The tools I want to look at are cut, sort, and awk. I wrote about cut the other day and apparently the post struck a chord with some readers. This post is a follow-up to that one.

These three utilities are standard on Unix-like systems. You can also download them for Windows from GOW. The port of sort will be named gsort in order to not conflict with the native Windows sort function. There’s no need to rename the other two utilities since they don’t have counterparts that ship with Windows.

The sort command is simple and useful. There are just a few options you’ll need to know about. The utility sorts fields as text by default, but the -n tells it to sort numerically.

Since we’re talking about CSV files, you’ll need to know that -t, is the option to tell sort that fields are separated by commas rather than white space. And to specify which field to sort on, you give it the -k option.

The last utility, awk, is more than a utility. It’s a small programming language. But it works so well from the command line that you can almost think of it as a command line utility. It’s very common to pipe output to an awk program that’s only a few characters long.

You can get started quickly with awk by reading Greg Grothous’ article Why you should learn just a little awk.

Inconsistencies

Now for the bad news: these programs are inconsistent in their options. The two most common things you’ll need to do when working with CSV files is to set your field delimiter to a comma and specify what field you want to grab. Unfortunately this is done differently in every utility.

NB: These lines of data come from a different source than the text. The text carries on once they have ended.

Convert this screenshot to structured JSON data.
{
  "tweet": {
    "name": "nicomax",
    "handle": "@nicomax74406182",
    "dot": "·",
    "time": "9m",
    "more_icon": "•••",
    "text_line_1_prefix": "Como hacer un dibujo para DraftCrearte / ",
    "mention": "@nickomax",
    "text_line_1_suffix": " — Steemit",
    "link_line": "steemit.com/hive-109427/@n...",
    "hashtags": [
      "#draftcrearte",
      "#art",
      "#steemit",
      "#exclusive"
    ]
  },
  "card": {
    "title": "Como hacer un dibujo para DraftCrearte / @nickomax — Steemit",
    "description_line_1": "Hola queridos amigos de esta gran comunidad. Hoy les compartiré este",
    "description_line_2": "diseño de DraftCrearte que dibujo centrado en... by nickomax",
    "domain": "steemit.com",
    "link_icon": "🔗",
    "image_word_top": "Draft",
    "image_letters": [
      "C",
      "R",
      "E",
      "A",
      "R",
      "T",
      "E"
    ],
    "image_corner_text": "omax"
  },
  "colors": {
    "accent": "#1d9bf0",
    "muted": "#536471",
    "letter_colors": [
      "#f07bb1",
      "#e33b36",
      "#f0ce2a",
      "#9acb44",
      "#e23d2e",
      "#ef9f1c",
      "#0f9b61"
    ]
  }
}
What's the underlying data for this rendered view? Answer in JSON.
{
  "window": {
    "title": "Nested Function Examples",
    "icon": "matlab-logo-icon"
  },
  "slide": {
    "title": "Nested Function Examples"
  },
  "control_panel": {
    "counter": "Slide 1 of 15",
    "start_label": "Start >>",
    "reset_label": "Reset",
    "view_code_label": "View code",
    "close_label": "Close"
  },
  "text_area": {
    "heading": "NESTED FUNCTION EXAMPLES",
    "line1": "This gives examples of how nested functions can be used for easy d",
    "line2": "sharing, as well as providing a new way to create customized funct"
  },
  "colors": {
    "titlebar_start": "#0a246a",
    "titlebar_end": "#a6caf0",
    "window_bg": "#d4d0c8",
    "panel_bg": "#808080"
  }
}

cut uses -d or --delimiter to specify the field delimiter and -f or --fields to specify fields. Makes sense.

sort uses -t or --field-separator to specify the field delimiter and -k or --key to specify the field. When you’re talking about sorting things, it’s common to call the fields keys, and so the way sort specifies fields makes sense in context. I see no reason for -t other than -f was already taken. (In sorting, you talk about folding upper case to lower case, so -f stands for fold.)

awk uses -F or --field-separator to specify the field delimiter. At least the verbose option is consistent with sort. Why -F for the short option instead of -f? The latter was already taken for file. To tell awk to read a program from a file rather than the command line you use the -f option.

awk handles fields differently than cut and sort. Because it is a programming language designed to parse delimited text files, each field has a built-in variable: $1 holds the content of the first field, $2 the second, etc.

The following compact table summarizes how you tell each utility that you’re working with comma-separated files and that you’re interested in the second field.

    |------+-----+-----|
    | cut  | -d, | -f2 |
    | sort | -t, | -k2 |
    | awk  | -F, | $2  |
    |------+-----+-----|

Trade-offs

Some will object that the inconsistencies documented above are a good example of why you shouldn’t work with CSV files using cut, sort, and awk. You could use other command line utilities designed for working with CSV files. Or pull your CSV file into R or Pandas. Or import it somewhere to work with it in SQL. Etc.

The alternatives are all appropriate for different uses. The premise here is that in some circumstances, the inconsistencies cataloged above are a regrettable but acceptable price to pay to stay at the command line.

Related

[1] Things get complicated if you have a CSV file and fields contain commas inside strings. Tab-separated files are more convenient in this case, unless, of course, your strings contain tabs. The utilities mentioned here all support tab as a delimiter by default.